Uncertainty over the size of the tariffs, their extent and their longevity has left Airbus still trying to determine the potential impact – it has not yet included tariff effects in its full-year financial guidance.

Faury says the direct financial exposure for Airbus centres on increased costs for subassemblies, notably those being imported from Europe to its US final assembly lines in Mobile, and from the USA to its Chinese lines in Tianjin.

But he adds that the “volatile” tariff regime is “literally changing by the day”, and a lifting of Chinese tariffs – which the airframer was still analysing – could mean the impact on Tianjin could be “relatively limited” or even “close to nil”.
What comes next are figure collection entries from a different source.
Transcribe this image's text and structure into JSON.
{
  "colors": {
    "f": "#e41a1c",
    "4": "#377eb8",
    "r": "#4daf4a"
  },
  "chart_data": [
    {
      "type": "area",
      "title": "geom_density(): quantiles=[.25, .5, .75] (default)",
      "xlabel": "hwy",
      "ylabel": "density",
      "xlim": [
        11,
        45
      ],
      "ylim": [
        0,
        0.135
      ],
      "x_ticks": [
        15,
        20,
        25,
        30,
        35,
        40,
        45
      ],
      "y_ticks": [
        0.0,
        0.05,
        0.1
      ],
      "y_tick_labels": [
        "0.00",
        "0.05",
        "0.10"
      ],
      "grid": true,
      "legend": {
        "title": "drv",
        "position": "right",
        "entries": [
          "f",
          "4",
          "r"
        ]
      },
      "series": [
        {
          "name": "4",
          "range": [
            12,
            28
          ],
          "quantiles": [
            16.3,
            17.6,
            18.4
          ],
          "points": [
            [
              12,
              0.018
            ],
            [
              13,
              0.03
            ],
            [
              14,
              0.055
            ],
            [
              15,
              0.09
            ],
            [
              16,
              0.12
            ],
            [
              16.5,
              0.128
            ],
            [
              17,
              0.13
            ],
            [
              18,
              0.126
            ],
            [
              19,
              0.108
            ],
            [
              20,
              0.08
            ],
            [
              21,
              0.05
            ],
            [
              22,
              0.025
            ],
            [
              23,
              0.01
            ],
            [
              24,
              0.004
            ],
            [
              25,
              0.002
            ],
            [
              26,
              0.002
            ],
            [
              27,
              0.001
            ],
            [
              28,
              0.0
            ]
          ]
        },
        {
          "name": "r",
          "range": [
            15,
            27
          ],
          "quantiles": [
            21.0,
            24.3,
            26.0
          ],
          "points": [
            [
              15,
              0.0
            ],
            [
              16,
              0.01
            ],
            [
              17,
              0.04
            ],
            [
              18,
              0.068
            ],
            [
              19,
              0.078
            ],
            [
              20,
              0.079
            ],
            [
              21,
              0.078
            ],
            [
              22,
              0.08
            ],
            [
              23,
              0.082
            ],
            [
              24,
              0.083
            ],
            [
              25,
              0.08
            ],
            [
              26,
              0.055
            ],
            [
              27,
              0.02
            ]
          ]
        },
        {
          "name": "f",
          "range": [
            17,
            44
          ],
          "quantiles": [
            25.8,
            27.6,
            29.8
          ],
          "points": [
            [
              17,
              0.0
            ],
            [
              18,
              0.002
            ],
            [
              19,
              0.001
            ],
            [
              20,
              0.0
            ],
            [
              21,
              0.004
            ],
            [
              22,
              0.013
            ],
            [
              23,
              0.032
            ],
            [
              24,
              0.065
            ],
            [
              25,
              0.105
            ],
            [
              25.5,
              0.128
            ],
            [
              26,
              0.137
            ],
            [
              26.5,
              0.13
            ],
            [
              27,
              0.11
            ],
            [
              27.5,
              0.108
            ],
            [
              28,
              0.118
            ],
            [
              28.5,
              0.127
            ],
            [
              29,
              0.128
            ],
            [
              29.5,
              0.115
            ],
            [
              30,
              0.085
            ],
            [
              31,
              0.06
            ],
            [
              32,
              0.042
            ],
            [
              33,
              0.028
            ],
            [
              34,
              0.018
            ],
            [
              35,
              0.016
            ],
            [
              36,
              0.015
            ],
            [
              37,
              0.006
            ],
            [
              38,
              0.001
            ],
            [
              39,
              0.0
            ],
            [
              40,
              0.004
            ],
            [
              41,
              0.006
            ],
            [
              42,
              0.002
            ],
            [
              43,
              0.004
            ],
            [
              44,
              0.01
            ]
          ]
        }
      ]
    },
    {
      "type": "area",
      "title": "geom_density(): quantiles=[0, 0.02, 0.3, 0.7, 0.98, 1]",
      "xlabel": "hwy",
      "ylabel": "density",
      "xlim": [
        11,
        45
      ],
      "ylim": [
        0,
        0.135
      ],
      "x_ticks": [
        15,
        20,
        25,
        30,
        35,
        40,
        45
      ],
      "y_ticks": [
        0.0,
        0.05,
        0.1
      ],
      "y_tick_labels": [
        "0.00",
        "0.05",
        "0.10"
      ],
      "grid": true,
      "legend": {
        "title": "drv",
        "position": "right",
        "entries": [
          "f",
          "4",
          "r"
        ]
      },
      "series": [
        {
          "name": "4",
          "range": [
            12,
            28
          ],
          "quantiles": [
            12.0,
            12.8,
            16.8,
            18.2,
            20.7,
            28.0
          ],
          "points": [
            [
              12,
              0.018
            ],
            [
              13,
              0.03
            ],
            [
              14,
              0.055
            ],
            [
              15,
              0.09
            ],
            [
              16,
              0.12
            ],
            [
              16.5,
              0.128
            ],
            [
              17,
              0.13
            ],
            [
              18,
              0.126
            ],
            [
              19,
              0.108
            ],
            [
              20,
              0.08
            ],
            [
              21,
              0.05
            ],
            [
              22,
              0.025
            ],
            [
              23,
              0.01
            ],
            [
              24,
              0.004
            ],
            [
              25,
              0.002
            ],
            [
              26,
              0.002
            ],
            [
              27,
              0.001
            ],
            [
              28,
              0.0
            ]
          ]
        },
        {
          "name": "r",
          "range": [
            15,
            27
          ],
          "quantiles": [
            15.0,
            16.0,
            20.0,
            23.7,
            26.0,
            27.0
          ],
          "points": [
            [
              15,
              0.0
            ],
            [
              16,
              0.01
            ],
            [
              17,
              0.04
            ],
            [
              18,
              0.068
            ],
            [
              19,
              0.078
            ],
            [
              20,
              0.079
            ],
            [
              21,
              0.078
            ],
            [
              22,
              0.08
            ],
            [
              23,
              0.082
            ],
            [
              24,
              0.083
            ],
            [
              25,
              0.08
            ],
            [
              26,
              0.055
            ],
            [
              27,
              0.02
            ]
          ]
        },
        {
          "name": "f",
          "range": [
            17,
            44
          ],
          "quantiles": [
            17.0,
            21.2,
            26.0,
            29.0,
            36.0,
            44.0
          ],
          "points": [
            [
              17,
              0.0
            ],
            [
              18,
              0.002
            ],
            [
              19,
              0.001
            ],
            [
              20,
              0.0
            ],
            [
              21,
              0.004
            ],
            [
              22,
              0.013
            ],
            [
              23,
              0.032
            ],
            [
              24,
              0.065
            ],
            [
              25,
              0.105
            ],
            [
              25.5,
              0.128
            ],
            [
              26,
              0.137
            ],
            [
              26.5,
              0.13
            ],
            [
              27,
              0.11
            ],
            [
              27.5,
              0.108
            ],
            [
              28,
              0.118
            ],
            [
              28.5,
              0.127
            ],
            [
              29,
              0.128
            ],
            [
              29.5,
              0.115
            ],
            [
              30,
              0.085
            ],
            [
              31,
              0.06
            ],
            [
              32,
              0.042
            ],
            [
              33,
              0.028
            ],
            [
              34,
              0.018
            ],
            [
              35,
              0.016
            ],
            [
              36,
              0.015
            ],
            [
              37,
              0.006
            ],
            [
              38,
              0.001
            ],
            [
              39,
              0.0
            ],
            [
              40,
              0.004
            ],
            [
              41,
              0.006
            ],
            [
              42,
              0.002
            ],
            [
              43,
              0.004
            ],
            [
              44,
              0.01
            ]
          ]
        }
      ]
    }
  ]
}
Mobile FAL-c-Alabama Dept of Commerce

Source: Alabama Dept of Commerce

Subassemblies imported to Airbus’s Mobile line from Europe are subject to tariffs

Faury believes the direct impact of tariffs could “likely be contained” in the current framework, should it continue to the end of the year.

But he says the company is also wary of potential indirect effects arising over time from a tariff impact on air traffic. “As of now we’ve not experienced any change in our supply-chain performance,” says Faury.

Each supplier is facing its own specific situation, he says, and there have been “as many reactions [to tariffs] as number of suppliers”. But there is a common interest in identifying the time buffer available, examining logistics flow and inventories, and understanding mechanisms which could be applied to offset the impact.

“We’re rather in a good place on that perspective, given the several re-shapings of ramp-up plans we’ve had,” says Faury.

He points out that Airbus was immersed in a transatlantic tariff conflict five years ago, following a World Trade Organization dispute.

“It’s all about managing the situation, keeping a cool head and working hard to find solutions,” he says. “That’s the mindset of the supply chain at the moment.”

While Airbus is having to deal with tariffs internally, it also faces possible resistance from airlines and other customers over the increased expense of importing new aircraft.

“Nobody wants to pay the additional cost,” says Faury.

Breeze A220 Mobile-c-Airbus

Source: Airbus

US carriers do not face tariffs on Airbus aircraft built at the Mobile plant in Alabama

There is no tariff for US customers on aircraft built in Mobile. But there is a duty on aircraft imported from Europe.

“They’re not very much willing to pay tariffs,” says Faury. “But it’s on them. And it’s not related to pricing power, because we’re not asking for an increase in the price – there is, on top of the price agreed by contract, an import duty for customers.”

He says Airbus is pursuing a similar strategy to that adopted during the WTO dispute, when tariffs of 15% were imposed on its imported aircraft.

“Which means we’re working on opportunities to export to somewhere else than the USA, especially for airlines who have international operations, and we have that flexibility,” he states.

“Or we’re finding arrangements with several customers with their network, their partners, on how to deal with the situation.

“And sometimes we’re in a situation where the airline ends up accepting to pay the import duties to the US administration to be able to import [aircraft].”

Faury says there are “different legal devices” which can potentially mitigate or alleviate the cost of importing, depending on the US content of the product, its destination, and other considerations, and these present opportunities to deal with the matter “at least in the short term”.

He cautions that, if the tariffs persist in the long term, the consequences on the US industry “will be significant” because they will “weight significant additional cost on doing business in the USA” if companies are relying on components, systems and aircraft being imported.

Faury believes the industry needs to return to the zero-tariff status on civil aerospace laid down in a WTO agreement concluded in 1979 and which entered into force at the beginning of 1980. The agreement eliminated tariffs on civil aircraft, their engines and components.

“I don’t see a change in nature in the discussion with customers, beside managing the tariffs themselves on the short term,” says Faury.

“It has not – or not yet – impacted the way we’d be dealing, contracting with customers [in the longer term], absent a clear picture on what a stabilised situation on tariffs would look like.”

Faury says he wants to believe that the “endgame” will be a reversion to the zero-tariff agreement on civil aerospace goods, given the impact on the US industry. “I want to remain optimistic that we’ll be back to [the previous] situation,” he adds. “By when, and how, remains to be seen.”